Courtey also underscores the added value of having independent laboratories to perform the tests. ”We will try to introduce labs in the future to be closer to the market, especially in Middle East and in Asia, because today we rely only on European independent labs,” he says. “But we always believe that independent labs have a value in the process of ensuring trust levels. Even for the manufacturers, I know it’s complicated, but they do want to have a neutral body to perform the tests.”

Reflecting on what associations can do to help the region step up their market surveillance game, Nabil adds that it’s important to develop a system that will fit the GCC market’s needs. Nabil also highlights the unique requirements of the region where 80% of the power goes to HVAC, and that the industry must understand that they are starting from scratch due to lack of laboratories in the region.

To this end, Rangan says that it’s also time to leverage technology to streamline market surveillance and that innovations in this field should allow for real-time market surveillance that will be easier for the people conducting them. “We should get to a point, moving forward, that it’s very easy for everybody.”

Collaboration is key

Eng. Saleh highlights the importance of stronger cooperation and knowledge sharing in the region, adding that GSO encourages member states to share information that may come from any market surveillance of a product. “So instead of wasting the efforts in each country, if, for example, in Bahrain market surveillance authorities found this product noncompliant, we encourage them to share this information with other countries.”
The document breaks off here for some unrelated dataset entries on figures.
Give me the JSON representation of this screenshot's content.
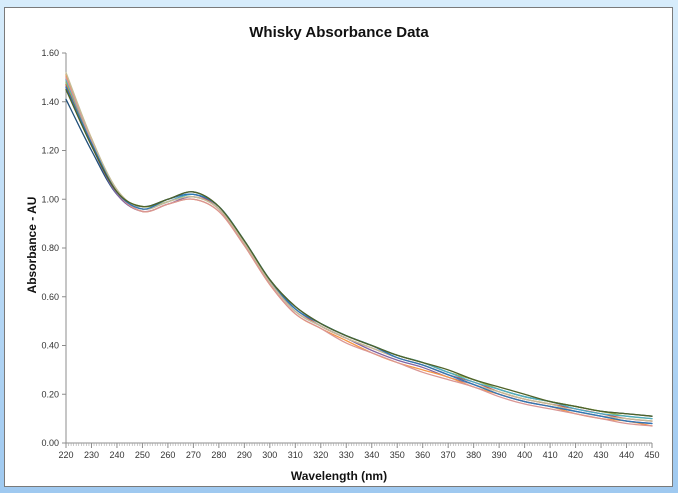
{
  "chart_data": {
    "type": "line",
    "title": "Whisky Absorbance Data",
    "xlabel": "Wavelength (nm)",
    "ylabel": "Absorbance - AU",
    "xlim": [
      220,
      450
    ],
    "ylim": [
      0,
      1.6
    ],
    "x_ticks": [
      "220",
      "230",
      "240",
      "250",
      "260",
      "270",
      "280",
      "290",
      "300",
      "310",
      "320",
      "330",
      "340",
      "350",
      "360",
      "370",
      "380",
      "390",
      "400",
      "410",
      "420",
      "430",
      "440",
      "450"
    ],
    "y_ticks": [
      "0.00",
      "0.20",
      "0.40",
      "0.60",
      "0.80",
      "1.00",
      "1.20",
      "1.40",
      "1.60"
    ],
    "grid": false,
    "legend": "none",
    "x": [
      220,
      230,
      240,
      250,
      260,
      270,
      280,
      290,
      300,
      310,
      320,
      330,
      340,
      350,
      360,
      370,
      380,
      390,
      400,
      410,
      420,
      430,
      440,
      450
    ],
    "series": [
      {
        "color": "#1f4e79",
        "values": [
          1.41,
          1.2,
          1.02,
          0.97,
          1.0,
          1.03,
          0.97,
          0.83,
          0.67,
          0.56,
          0.49,
          0.44,
          0.4,
          0.36,
          0.33,
          0.29,
          0.26,
          0.22,
          0.19,
          0.17,
          0.15,
          0.13,
          0.12,
          0.11
        ]
      },
      {
        "color": "#c0504d",
        "values": [
          1.47,
          1.23,
          1.03,
          0.96,
          0.99,
          1.02,
          0.96,
          0.82,
          0.66,
          0.55,
          0.48,
          0.43,
          0.39,
          0.35,
          0.32,
          0.28,
          0.25,
          0.21,
          0.18,
          0.16,
          0.14,
          0.12,
          0.1,
          0.09
        ]
      },
      {
        "color": "#9bbb59",
        "values": [
          1.48,
          1.24,
          1.03,
          0.97,
          0.99,
          1.02,
          0.97,
          0.83,
          0.67,
          0.55,
          0.49,
          0.44,
          0.4,
          0.36,
          0.33,
          0.29,
          0.26,
          0.22,
          0.19,
          0.17,
          0.15,
          0.13,
          0.11,
          0.1
        ]
      },
      {
        "color": "#8064a2",
        "values": [
          1.46,
          1.22,
          1.02,
          0.95,
          0.98,
          1.01,
          0.96,
          0.82,
          0.66,
          0.54,
          0.48,
          0.43,
          0.38,
          0.34,
          0.31,
          0.27,
          0.24,
          0.2,
          0.17,
          0.15,
          0.13,
          0.11,
          0.09,
          0.08
        ]
      },
      {
        "color": "#4bacc6",
        "values": [
          1.49,
          1.24,
          1.03,
          0.96,
          0.99,
          1.02,
          0.97,
          0.83,
          0.67,
          0.55,
          0.49,
          0.44,
          0.4,
          0.36,
          0.33,
          0.29,
          0.25,
          0.22,
          0.19,
          0.17,
          0.14,
          0.12,
          0.11,
          0.1
        ]
      },
      {
        "color": "#f79646",
        "values": [
          1.51,
          1.25,
          1.03,
          0.95,
          0.98,
          1.0,
          0.95,
          0.81,
          0.65,
          0.53,
          0.47,
          0.42,
          0.37,
          0.33,
          0.3,
          0.27,
          0.23,
          0.2,
          0.17,
          0.15,
          0.12,
          0.1,
          0.09,
          0.07
        ]
      },
      {
        "color": "#d99694",
        "values": [
          1.5,
          1.24,
          1.03,
          0.95,
          0.98,
          1.0,
          0.95,
          0.81,
          0.65,
          0.53,
          0.47,
          0.41,
          0.37,
          0.33,
          0.29,
          0.26,
          0.23,
          0.19,
          0.16,
          0.14,
          0.12,
          0.1,
          0.08,
          0.07
        ]
      },
      {
        "color": "#c4bd97",
        "values": [
          1.52,
          1.25,
          1.04,
          0.96,
          0.99,
          1.01,
          0.96,
          0.82,
          0.66,
          0.54,
          0.48,
          0.43,
          0.39,
          0.35,
          0.32,
          0.28,
          0.24,
          0.21,
          0.18,
          0.16,
          0.13,
          0.11,
          0.1,
          0.09
        ]
      },
      {
        "color": "#2e75b6",
        "values": [
          1.46,
          1.23,
          1.03,
          0.96,
          1.0,
          1.02,
          0.97,
          0.83,
          0.67,
          0.55,
          0.49,
          0.44,
          0.4,
          0.35,
          0.32,
          0.28,
          0.24,
          0.2,
          0.17,
          0.15,
          0.13,
          0.11,
          0.09,
          0.08
        ]
      },
      {
        "color": "#4f6228",
        "values": [
          1.45,
          1.22,
          1.03,
          0.97,
          1.0,
          1.03,
          0.97,
          0.83,
          0.67,
          0.56,
          0.49,
          0.44,
          0.4,
          0.36,
          0.33,
          0.3,
          0.26,
          0.23,
          0.2,
          0.17,
          0.15,
          0.13,
          0.12,
          0.11
        ]
      }
    ]
  }
}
Rangan agrees that collaboration is the way to go. “It's important that this collaboration is also visible to the industry, that it's not just happening on a job, project or product-to-product basis,” he says. “The transparency of the whole process is going to benefit everybody.”

Echoing this, Shahin points out that if a product fails in one country in the GCC, most likely the same model will fail in other countries within the region which have the same or similar conditions. This, he says reinforces the need for harmonisation, which is critical to reducing trade barriers. “Typically, companies must create specific models for high ambient conditions, so products are specially designed for this region,” he says. “If they see many hurdles, like getting stuck in customs because the test failed of a unit that should have passed, all these frustrations will make these companies reluctant to sell their technologies and products in this region.”
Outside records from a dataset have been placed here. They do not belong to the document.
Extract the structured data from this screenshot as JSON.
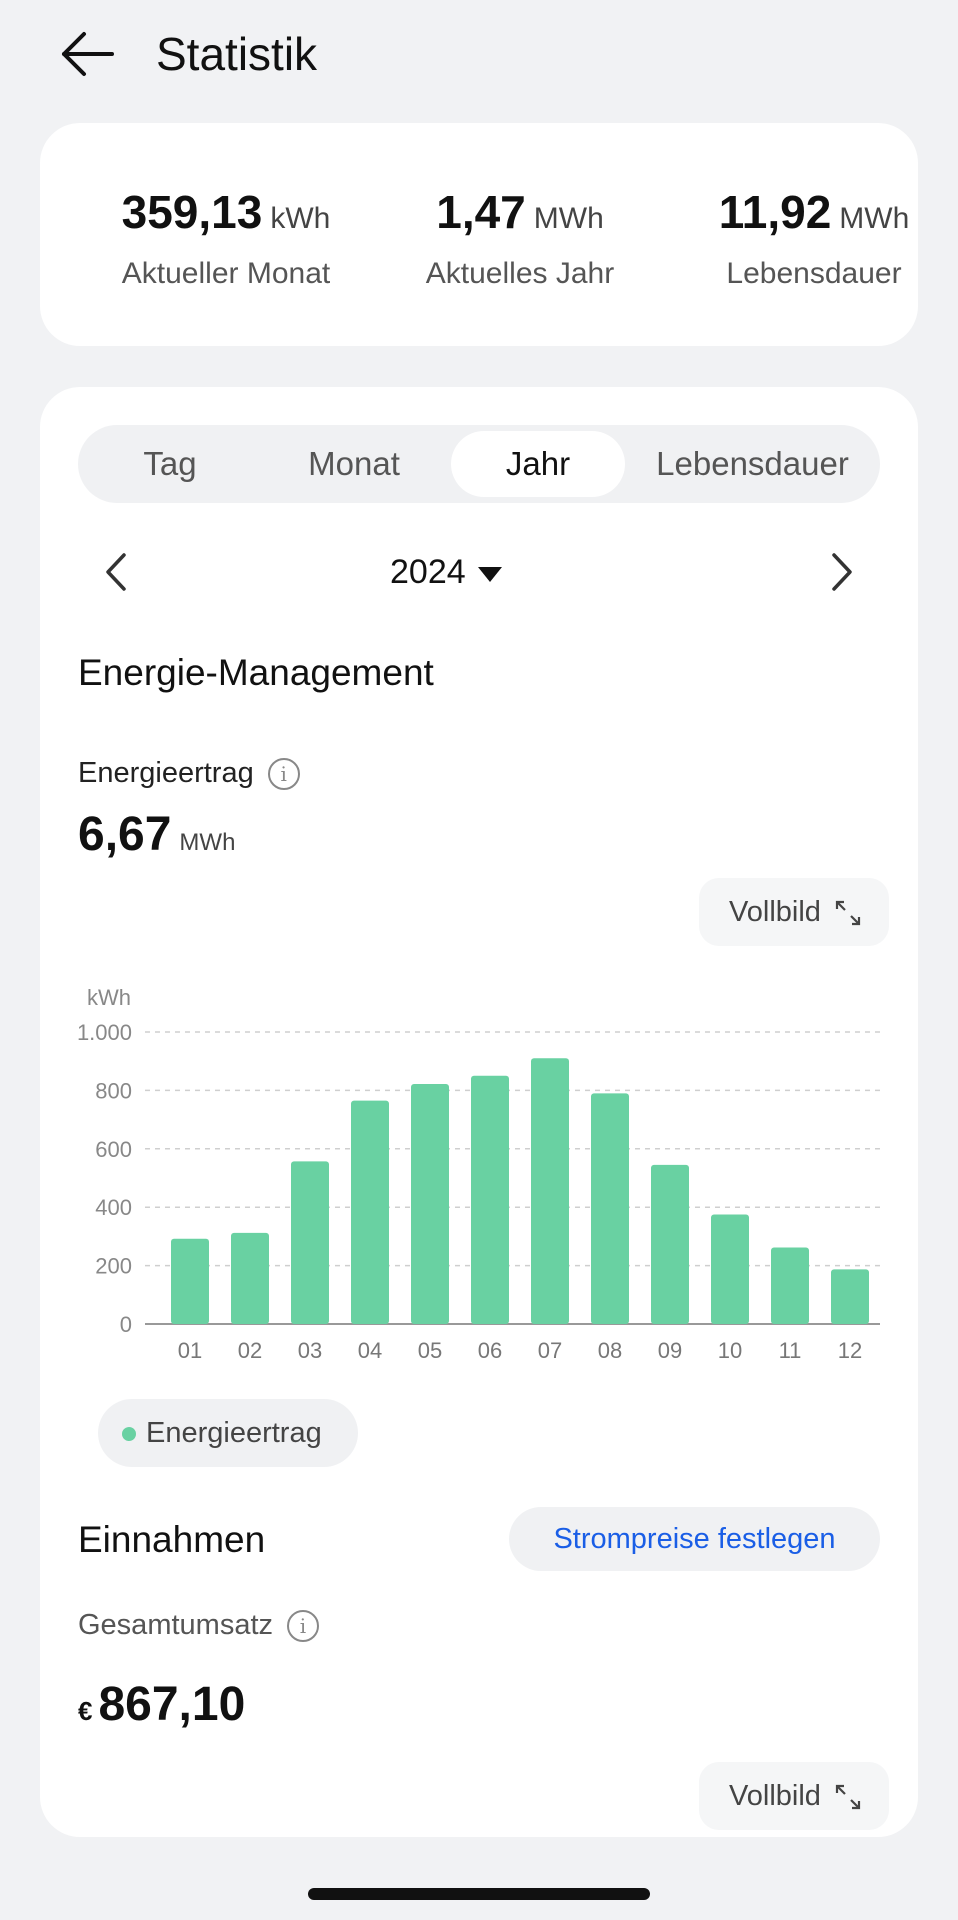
{
  "header": {
    "title": "Statistik"
  },
  "summary": [
    {
      "value": "359,13",
      "unit": "kWh",
      "label": "Aktueller Monat"
    },
    {
      "value": "1,47",
      "unit": "MWh",
      "label": "Aktuelles Jahr"
    },
    {
      "value": "11,92",
      "unit": "MWh",
      "label": "Lebensdauer"
    }
  ],
  "tabs": [
    {
      "label": "Tag"
    },
    {
      "label": "Monat"
    },
    {
      "label": "Jahr",
      "active": true
    },
    {
      "label": "Lebensdauer"
    }
  ],
  "date_selector": {
    "value": "2024"
  },
  "energy": {
    "section_title": "Energie-Management",
    "metric_label": "Energieertrag",
    "value": "6,67",
    "unit": "MWh",
    "fullscreen_label": "Vollbild",
    "legend_label": "Energieertrag"
  },
  "chart_data": {
    "type": "bar",
    "ylabel": "kWh",
    "categories": [
      "01",
      "02",
      "03",
      "04",
      "05",
      "06",
      "07",
      "08",
      "09",
      "10",
      "11",
      "12"
    ],
    "series": [
      {
        "name": "Energieertrag",
        "values": [
          292,
          312,
          557,
          765,
          822,
          850,
          910,
          790,
          545,
          375,
          262,
          187
        ]
      }
    ],
    "ylim": [
      0,
      1000
    ],
    "yticks": [
      0,
      200,
      400,
      600,
      800,
      1000
    ],
    "ytick_labels": [
      "0",
      "200",
      "400",
      "600",
      "800",
      "1.000"
    ],
    "color": "#69d1a2",
    "grid": true
  },
  "income": {
    "section_title": "Einnahmen",
    "price_button": "Strompreise festlegen",
    "metric_label": "Gesamtumsatz",
    "currency": "€",
    "value": "867,10",
    "fullscreen_label": "Vollbild"
  }
}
Lattner adds that this would have a trickle-down effect of reducing the variety of available solutions to the market, many of which could be integral to developing energy-efficient projects. At the end of the day, we all have a common goal, says Jesudas. “We want to have safe products being supplied to the end-users and I don't see any reason why we shouldn't continue to have that conversation.”

To this end, Courtey and Lattner agree that further conversations are needed, and regulatory bodies and certification organisations should follow up and ensure that each one clearly understands the needs and benefits of the other. Supporting the market surveillance question could ultimately help harmonising standards across the region. And existing certification schemes could play an essential role therein.